Número 19, enero 2001
Persiguiendo a Betty
CALIFICACIÓN: * * * *
El poco sugestivo, y archiutilizado título de, "Persiguiendo a... (en este caso) Betty", hace un flaco favor a la divertida y fresca comedia que realmente es la nueva película del cineasta independiente americano Neil LaBute, "Nurse Betty" (título original de la cinta, como os podréis imaginar).

Betty (Reneé Zellweger), es una mujer adorable e inocente que vive una vida apacible en un pequeño pueblo del Estado de Kansas. Camarera de un bar de tres al cuarto, vive ocultando su anodina existencia tras el culebrón televisivo número uno en USA, "Un motivo para amar". Betty está casada con Del, un desalmado vendedor de coches que está demasiado ocupado con su amante como para, siquiera, acordarse de que hoy es el día del cumpleaños de su mujer. Pero pronto todo va a cambiar porque, esta misma noche, delante de sus ojos, dos matones a sueldo (Morgan Freeman y Chris Rock), han asesinado a su marido por un oscuro asunto de drogas. Influida por un shock postraumático tras la terrible experiencia de ser testigo del asesinato de su marido, huye de la ciudad en el coche en el que, sin ella saberlo, están escondidas las drogas. En el transcurso de su fuga, y todavía trastornada, cree en su delirio que es una enfermera y que está comprometida con el Dr. Ravell (Greg Kinnear), el atractivo protagonista de su culebrón favorito. Betty está persiguiendo su sueño... Lo que no sabe es que a ella también la están persiguiendo. Se desencadena así, una desternillante persecución en la que la realidad comienza a confundirse con la ficción.
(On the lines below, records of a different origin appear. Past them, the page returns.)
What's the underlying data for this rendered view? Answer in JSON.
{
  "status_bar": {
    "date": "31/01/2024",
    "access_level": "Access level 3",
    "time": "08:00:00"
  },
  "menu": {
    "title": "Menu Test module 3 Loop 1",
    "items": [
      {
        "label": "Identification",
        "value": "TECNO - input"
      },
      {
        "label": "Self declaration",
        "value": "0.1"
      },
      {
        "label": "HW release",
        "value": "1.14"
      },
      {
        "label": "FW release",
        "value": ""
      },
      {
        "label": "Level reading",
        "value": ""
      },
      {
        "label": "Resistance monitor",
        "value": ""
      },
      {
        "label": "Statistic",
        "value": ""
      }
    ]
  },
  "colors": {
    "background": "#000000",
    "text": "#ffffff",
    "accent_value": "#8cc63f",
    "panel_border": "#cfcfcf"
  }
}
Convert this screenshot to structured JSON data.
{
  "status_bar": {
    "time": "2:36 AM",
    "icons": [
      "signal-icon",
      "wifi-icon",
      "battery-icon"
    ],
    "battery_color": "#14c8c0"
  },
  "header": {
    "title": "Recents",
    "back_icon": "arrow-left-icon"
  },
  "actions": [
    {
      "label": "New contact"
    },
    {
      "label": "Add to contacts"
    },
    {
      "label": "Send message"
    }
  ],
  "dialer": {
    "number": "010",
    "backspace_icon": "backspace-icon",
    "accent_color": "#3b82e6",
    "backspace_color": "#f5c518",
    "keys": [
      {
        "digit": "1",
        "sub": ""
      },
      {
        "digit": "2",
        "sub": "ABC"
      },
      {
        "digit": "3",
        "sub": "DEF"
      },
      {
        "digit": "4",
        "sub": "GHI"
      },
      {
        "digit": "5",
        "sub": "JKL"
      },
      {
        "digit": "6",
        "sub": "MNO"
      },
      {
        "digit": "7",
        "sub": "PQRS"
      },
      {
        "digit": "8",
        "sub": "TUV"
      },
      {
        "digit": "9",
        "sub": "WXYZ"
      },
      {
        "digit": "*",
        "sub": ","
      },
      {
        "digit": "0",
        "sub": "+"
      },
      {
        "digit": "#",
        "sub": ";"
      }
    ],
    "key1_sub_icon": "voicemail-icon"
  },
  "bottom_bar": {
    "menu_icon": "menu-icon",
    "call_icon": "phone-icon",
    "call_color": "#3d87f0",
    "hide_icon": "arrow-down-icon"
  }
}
Estamos delante de la que va a ser la comedia del año. El secreto de tamaña hazaña está, probablemente, en el acierto, por parte de los guionistas John C. Richards y James Flamberg, de retomar la clásica receta de exitosa comedia años cuarenta —de hecho se hace mención a esos años en varias ocasiones a lo largo de la película-, y modernizarla: Bastante humor, mezclado con una pizca de nostalgia a la que se le ha sazonado con un poco de ilusión, todo ello recubierto de una buena capa de optimismo y constructiva crítica social... ¿No os huele bien? La película tiene al menos, otros dos grandes aciertos: Un director inteligente con una sugestiva carrera cinematográfica y teatral a sus espaldas; y una, de nuevo estupenda Reneé Zellweger ("Jerry Maguire", "Yo, yo mismo e Irene"), actriz que siempre da la talla. Su cálida interpretación recuerda a lo mejor de Doris Day, y nos pone ante una muy posible candidata al Oscar.

Eva Latonda


B
etty no sólo tiene encanto, sino que es de una maravillosa transparencia, y nadie mejor que Reneé Zellweger (la mujer de Jim Carrey en la vida misma) para dar cuerpo a este pequeño milagro de ingenuidad. Tras las primeras escenas, uno no sabe qué pensar de la película (vaya espanto, no tiene ni pies ni cabeza, menuda reacción la de Betty, que no, que no me lo creo), pero pasa el tiempo y todo cuadra desde la perspectiva de este cerebrito curioso. El director y el maravilloso guionista John C. Richards (que se mereciera un reconocimiento de lujo en el pasado festival de Cannes) han sabido pintarnos un personaje entrañable. El secreto de Betty no radica en su sacudida-shock mental que le hace parecer algo ajena al común de los mortales, sino en la vulnerabilidad de su naturalidad, su frescura irreprimible. Todos adoran su novedad, hasta el mismísimo delincuente de medio pelo (Morgan Freeman) se marca con ella un vals imaginario frente a un oscurísimo Grand Canyon en una memorable escena. Por eso, al tiempo que te vienen las empatías por Betty, te entran también ganas de controlarla, herirla, porque es un pajarillo sin madre que tirita al viento de la noche. Es la tentación del médico de la serie, que empieza cortejándola y acaba por gritarla y echarle en cara su originalidad. Es cierto, los frágiles lo llevan peor en un mundo que, como en Dinosaurio, los más dotados son los que imponen un ritmo frenético para garantizar su supervivencia, y son capaces de ningunear a los últimos.

En el último cine norteamericano pocos personajes son tan originales, polimorfos, pluriformes o como narices queramos decirlo, como Betty. Basta ya de rostros sin peso, planos como el papel, de reacciones consabidas… Betty vuelca todas las mesas de la trivialidad. ¡Ay Betty, Betty!